Overall, the essay demonstrates a strong command of grammatical range and accuracy, with room for improvement in sentence variety and minor grammatical precision.

Bài sửa mẫu

Technological advancements have significantly impacted our lives, particularly altering the allocation of free time. While these developments offer several benefits, I believe that the detrimental effects of this practice are more pronounced.

There are compelling reasons why the emergence of innovative technology could bring about advantages for the young. In the past, when technology had not developed as extensively, most youngsters tended to engage in various outdoor activities and face-to-face communication. Nowadays, the availability and accessibility of numerous digital books and online courses, which are ubiquitous on the internet, support diverse learning styles and purposes for children. Additionally, numerous social platforms and game stores increase the variety of entertainment options, enabling them to select suitable games. This shift demonstrates that youngsters’ leisure time can be valuable, thanks to advancements in technology.
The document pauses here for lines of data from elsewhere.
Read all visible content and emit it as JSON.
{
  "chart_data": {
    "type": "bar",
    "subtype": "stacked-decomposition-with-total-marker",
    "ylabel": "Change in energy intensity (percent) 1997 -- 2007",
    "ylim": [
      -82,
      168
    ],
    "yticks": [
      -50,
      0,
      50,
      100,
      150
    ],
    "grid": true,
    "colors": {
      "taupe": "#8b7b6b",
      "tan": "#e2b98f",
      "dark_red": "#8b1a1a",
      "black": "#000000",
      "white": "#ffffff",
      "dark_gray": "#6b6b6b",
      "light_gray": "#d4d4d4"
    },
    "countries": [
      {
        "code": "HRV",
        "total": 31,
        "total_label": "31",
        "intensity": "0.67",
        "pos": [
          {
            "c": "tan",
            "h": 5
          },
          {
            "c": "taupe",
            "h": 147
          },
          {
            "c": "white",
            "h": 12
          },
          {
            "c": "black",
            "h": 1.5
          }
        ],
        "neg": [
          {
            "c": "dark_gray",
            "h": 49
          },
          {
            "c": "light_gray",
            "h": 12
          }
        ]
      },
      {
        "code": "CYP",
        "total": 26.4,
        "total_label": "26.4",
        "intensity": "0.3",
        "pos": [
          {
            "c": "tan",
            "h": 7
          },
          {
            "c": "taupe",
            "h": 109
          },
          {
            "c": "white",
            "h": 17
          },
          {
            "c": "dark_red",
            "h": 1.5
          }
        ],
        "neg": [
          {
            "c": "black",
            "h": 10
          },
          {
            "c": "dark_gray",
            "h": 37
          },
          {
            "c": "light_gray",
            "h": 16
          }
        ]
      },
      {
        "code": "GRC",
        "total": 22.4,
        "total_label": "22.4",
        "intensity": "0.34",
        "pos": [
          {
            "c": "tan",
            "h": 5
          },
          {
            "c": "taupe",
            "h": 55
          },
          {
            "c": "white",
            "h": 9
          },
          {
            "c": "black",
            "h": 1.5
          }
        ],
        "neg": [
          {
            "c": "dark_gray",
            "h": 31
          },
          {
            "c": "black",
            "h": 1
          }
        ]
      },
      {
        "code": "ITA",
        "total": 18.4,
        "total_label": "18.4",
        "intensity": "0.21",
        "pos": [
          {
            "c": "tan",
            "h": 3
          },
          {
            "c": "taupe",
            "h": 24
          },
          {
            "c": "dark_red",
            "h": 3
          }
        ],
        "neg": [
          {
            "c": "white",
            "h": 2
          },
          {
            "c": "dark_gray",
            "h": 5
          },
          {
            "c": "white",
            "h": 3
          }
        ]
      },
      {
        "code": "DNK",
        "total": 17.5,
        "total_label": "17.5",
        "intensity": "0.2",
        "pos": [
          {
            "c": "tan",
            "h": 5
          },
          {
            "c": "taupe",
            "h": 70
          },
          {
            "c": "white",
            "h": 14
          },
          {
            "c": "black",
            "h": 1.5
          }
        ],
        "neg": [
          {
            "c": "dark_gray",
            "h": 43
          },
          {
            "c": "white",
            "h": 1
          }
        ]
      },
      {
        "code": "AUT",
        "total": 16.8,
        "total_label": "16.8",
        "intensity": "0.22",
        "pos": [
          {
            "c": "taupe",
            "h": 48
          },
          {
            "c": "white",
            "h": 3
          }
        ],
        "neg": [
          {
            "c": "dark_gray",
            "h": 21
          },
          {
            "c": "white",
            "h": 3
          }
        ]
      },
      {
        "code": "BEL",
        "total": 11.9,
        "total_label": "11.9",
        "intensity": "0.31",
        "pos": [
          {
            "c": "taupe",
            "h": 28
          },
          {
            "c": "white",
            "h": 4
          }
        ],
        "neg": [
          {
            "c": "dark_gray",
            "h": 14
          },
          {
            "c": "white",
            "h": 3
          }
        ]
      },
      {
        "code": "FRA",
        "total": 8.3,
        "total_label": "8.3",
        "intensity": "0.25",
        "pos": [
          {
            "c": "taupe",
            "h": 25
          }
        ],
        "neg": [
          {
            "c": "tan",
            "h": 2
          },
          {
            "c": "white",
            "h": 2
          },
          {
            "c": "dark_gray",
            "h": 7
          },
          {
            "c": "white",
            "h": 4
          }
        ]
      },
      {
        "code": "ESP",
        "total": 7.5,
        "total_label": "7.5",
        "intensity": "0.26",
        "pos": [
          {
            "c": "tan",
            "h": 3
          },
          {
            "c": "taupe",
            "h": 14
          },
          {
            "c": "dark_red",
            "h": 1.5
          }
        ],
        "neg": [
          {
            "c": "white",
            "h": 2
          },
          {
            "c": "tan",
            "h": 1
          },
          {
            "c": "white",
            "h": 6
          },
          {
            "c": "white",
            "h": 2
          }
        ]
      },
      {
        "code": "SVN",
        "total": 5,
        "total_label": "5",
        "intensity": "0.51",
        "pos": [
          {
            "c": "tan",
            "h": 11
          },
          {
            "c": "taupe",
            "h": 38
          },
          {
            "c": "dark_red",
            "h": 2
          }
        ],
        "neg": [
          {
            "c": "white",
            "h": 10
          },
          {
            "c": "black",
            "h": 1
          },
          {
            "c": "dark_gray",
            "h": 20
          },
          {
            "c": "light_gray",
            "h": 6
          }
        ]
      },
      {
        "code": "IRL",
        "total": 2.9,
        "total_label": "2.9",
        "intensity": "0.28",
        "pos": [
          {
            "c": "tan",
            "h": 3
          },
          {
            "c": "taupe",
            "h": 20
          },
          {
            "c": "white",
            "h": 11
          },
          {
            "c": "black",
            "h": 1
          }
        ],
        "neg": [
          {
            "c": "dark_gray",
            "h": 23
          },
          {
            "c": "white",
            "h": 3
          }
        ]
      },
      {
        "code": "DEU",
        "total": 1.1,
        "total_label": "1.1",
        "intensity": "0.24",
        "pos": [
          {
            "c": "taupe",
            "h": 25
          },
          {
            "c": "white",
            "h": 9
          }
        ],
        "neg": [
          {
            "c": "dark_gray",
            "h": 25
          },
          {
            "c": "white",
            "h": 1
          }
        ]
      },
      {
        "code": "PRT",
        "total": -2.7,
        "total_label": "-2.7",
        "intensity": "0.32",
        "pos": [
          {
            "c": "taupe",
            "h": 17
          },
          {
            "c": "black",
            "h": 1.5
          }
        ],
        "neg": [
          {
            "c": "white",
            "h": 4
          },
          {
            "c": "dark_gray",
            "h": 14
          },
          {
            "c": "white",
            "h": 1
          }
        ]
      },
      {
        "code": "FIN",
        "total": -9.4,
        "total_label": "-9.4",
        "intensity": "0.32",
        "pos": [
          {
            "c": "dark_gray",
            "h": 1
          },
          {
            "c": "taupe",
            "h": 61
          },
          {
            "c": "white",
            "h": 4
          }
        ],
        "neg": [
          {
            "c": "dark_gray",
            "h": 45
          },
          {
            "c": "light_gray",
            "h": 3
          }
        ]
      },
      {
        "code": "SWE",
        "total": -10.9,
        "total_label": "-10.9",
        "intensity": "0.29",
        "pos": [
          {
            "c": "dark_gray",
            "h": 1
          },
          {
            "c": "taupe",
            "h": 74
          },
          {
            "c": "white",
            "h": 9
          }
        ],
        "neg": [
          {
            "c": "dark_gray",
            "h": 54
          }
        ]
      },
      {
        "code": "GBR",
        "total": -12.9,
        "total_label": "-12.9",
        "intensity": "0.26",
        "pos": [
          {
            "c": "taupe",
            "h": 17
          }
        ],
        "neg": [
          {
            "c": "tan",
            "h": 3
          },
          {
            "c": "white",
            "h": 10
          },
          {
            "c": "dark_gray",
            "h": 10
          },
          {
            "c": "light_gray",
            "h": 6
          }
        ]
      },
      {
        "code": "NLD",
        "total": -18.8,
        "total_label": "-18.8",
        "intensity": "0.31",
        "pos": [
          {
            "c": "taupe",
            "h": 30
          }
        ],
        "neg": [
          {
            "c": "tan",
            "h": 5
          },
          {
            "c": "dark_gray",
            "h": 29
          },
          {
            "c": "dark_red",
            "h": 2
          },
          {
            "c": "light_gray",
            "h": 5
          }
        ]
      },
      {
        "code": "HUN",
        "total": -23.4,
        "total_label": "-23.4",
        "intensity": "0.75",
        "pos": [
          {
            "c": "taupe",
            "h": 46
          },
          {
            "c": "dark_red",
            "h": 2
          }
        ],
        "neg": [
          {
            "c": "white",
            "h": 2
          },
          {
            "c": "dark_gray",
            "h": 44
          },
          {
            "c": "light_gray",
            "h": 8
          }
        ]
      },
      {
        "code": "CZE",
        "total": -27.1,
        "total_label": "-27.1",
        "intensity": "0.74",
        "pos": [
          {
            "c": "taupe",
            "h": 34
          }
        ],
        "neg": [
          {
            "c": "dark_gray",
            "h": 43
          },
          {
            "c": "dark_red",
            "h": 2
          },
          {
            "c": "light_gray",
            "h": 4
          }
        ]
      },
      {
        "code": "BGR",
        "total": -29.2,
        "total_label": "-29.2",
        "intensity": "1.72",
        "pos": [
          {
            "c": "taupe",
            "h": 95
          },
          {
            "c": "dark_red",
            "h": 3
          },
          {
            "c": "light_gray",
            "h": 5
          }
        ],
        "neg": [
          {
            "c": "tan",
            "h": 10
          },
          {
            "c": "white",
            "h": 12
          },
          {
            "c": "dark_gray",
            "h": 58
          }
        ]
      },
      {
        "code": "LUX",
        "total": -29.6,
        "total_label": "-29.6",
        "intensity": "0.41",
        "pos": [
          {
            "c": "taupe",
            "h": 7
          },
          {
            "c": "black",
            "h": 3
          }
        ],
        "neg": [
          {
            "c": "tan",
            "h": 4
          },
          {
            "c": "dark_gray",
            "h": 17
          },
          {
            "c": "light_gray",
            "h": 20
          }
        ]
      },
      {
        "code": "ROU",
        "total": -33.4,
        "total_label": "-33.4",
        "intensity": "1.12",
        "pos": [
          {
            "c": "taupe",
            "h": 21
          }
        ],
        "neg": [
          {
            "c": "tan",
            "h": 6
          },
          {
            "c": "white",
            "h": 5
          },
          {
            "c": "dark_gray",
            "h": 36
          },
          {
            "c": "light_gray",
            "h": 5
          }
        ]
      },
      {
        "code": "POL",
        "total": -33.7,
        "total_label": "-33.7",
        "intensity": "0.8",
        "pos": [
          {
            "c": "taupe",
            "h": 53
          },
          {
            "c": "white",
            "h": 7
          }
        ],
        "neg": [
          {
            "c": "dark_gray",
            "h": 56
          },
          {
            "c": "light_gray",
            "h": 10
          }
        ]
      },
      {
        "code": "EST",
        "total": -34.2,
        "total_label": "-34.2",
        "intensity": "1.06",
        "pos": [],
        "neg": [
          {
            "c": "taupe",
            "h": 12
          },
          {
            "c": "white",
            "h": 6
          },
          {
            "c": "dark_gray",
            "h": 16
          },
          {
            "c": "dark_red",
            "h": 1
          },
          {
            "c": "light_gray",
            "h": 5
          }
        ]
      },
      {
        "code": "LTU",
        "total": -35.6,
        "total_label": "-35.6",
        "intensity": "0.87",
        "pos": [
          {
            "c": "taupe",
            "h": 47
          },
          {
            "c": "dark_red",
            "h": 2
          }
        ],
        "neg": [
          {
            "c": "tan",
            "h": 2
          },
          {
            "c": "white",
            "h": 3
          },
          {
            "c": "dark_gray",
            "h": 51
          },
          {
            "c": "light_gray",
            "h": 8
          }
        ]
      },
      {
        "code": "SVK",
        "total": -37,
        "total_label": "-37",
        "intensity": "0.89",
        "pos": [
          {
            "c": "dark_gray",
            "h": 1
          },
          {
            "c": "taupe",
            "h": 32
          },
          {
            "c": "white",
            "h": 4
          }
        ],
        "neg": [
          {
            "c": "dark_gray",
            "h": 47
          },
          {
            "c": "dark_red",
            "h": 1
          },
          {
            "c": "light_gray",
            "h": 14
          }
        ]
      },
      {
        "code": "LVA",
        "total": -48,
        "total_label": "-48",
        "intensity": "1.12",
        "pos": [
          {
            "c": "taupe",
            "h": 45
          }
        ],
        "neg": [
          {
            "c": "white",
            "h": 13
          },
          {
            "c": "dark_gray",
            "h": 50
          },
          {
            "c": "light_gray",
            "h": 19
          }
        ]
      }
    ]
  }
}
On the other hand, the manner in which free time is spent using new technologies contains several hidden drawbacks. Dependence on technologies can be detrimental to children’s well-being. Prolonged screen time could potentially lead to health issues such as short-sightedness, eye strain, and fatigue due to the emission of blue light. For example, The Guardian, a prominent online newspaper, estimated that the rates of individuals with short-sightedness increased by 10% during the pandemic in 2020, primarily due to excessive smartphone use. This practice could also result in sedentary lifestyles, as young people often prefer online activities over traditional ones. Screen addiction could inadvertently foster physical inactivity and reduced outdoor play, potentially leading to obesity, procrastination, and social isolation. Moreover, the abundance of information on the internet may expose children to harmful or inappropriate content, posing a risk to their mental health and increasing the likelihood of violent and criminal behaviors.

In conclusion, although technological development could benefit children’s free time in terms of educational and recreational options, there are more drawbacks that can be harmful to children’s mental and physical health due to prolonged screen time. The most effective approach is to limit technology use appropriately and to enhance the ability to distinguish between various internet contents.